Monday, April 28, 2008

Kenyon v.s. analysts

Time to Upgrade Wal-Mart (the first 35% doesn't count)

April-26-2008

While scanning my daily emails from several brokerage houses this morning, I came across another example Wall Street analytical rigor. It seems Merrill's retail "analyst" decided it was time to upgrade Wal-Mart (ever heard of them?) to a BUY rating today.

Now THAT my friends is some Grade-A Wall Street Value-add! If by chance you have been following Wal-Mart's (WMT) stock price recently, you will see that it is at a 4-year HIGH, and that this analyst missed the 35% gain since August 2007 - but better late than never I guess, so today it's a BUY!

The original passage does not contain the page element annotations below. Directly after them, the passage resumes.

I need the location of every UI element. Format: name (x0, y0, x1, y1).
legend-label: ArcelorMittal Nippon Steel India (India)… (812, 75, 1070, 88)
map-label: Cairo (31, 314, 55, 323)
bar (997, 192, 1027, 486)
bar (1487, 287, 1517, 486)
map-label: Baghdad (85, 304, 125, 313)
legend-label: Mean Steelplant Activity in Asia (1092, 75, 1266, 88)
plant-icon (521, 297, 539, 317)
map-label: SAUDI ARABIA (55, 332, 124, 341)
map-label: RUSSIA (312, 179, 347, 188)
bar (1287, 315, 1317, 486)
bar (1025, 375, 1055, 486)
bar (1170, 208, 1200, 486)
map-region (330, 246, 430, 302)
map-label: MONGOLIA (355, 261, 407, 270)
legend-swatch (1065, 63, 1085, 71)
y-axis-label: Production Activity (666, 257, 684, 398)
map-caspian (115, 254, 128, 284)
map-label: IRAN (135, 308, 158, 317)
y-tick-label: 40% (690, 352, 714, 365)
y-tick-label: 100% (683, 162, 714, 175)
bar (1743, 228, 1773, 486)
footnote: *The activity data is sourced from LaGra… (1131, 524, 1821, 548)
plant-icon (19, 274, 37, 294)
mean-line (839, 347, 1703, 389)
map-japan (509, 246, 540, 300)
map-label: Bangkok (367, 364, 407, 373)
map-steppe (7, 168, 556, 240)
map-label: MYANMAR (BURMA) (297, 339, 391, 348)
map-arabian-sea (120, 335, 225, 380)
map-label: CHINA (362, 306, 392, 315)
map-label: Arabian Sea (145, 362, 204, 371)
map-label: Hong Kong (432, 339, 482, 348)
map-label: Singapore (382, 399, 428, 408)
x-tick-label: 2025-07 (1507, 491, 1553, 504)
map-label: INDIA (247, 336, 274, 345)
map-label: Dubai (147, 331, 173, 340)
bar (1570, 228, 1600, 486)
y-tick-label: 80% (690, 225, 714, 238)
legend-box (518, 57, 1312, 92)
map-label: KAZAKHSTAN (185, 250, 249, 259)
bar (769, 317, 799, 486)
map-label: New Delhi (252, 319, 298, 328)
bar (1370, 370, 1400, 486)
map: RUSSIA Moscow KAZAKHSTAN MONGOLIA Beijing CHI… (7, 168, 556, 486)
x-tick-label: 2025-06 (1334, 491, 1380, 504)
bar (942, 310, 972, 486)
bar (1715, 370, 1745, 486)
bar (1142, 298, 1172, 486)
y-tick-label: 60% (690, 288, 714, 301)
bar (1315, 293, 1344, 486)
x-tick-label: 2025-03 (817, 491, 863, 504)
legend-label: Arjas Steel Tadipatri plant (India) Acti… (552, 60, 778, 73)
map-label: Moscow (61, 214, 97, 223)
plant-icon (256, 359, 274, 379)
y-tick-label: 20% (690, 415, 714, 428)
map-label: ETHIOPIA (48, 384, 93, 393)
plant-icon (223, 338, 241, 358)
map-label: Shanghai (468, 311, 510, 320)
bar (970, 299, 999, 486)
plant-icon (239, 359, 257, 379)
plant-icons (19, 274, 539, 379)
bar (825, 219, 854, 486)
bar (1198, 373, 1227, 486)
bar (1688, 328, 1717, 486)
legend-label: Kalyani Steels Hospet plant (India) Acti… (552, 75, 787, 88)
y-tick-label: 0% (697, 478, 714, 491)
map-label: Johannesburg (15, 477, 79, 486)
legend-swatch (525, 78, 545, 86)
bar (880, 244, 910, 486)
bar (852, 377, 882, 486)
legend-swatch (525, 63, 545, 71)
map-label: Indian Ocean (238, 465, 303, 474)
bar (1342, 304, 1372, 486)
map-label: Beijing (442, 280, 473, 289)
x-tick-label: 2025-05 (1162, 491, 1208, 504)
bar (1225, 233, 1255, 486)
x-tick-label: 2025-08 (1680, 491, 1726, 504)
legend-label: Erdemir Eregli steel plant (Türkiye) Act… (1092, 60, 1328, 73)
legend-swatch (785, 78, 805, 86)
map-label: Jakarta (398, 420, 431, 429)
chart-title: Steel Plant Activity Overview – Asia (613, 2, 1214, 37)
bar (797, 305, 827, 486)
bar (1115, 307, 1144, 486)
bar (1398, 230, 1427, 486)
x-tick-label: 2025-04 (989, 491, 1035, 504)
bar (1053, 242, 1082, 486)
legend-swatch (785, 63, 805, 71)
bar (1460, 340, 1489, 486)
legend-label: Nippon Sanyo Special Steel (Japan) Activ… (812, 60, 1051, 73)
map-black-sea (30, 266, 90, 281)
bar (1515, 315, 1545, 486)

Let me see - is it "buy high sell low"... ? Or maybe it's "sell low, ignore higher, buy high"! That's what Merrill's crack "analyst"seems to think. If you take a peak at the chart in the back of the report, the one required now in the back of every analyst report, you can see a history of the analyst's ratings on the stock. Here is how this analyst did:

Dec. 6 2005 - ratings upgrade from Neutral to Buy, stock price 47.62
18 July 2006 - rating downgrade to Neutral, stock price 43.17, stock LOST 9.3% while rated buy vs. S&P500 loss of 2.1%
16 March 2007 - upgrade to Buy, stock price 46.21, a GAIN of 7% while rated neutral vs. S&P500 gain of 12.1%%
14 August 2007 - downgrade to Neutral, stock price 43.82, a LOSS of 5.2% while rated buy vs. S&P500 loss of 2.9%
30 August 2007 - downgrade to Sell, stock price 43.32, loss of 1.1% while rated neutral vs. S&P500 gain of 2%
26 Oct 2007 - Upgrade to Neutral, stock price 44.64, gain of 3% while rated sell vs. S&P500 gain of 5.3%
April 25 2008 - upgrade to Buy, stock price 57.45, GAIN of 28.7% while rated neutral vs. S&P500 loss of 9.4%


Summary:

While rated BUY, the stock LOST 9.3% and 5.2%
While rated NEUTRAL, the stock gained 7%, lost 1.1%, and gained 28.7%
While rated SELL the stock GAINED 3%

One heck of a record! The fact that she just upgraded to BUY is making me take a closer look at my WMT holdings. I trimmed a little recently in a managed account that was overweight, but continue to hold in other accounts. I think it is nearing fair value at current levels, so I am considering trimming further.

What this points out however is that much of Wall Street's ratings "upgrades" and "downgrades" are nothing more that backward looking momentum calls or shallow extrapolation of recent trends. The only value they create is for themselves in the form of commissions generated from speculative trading activity.

Just another example of why we should avoid the noise, and simply buy good companies when they look cheap and sell them when they look expensive.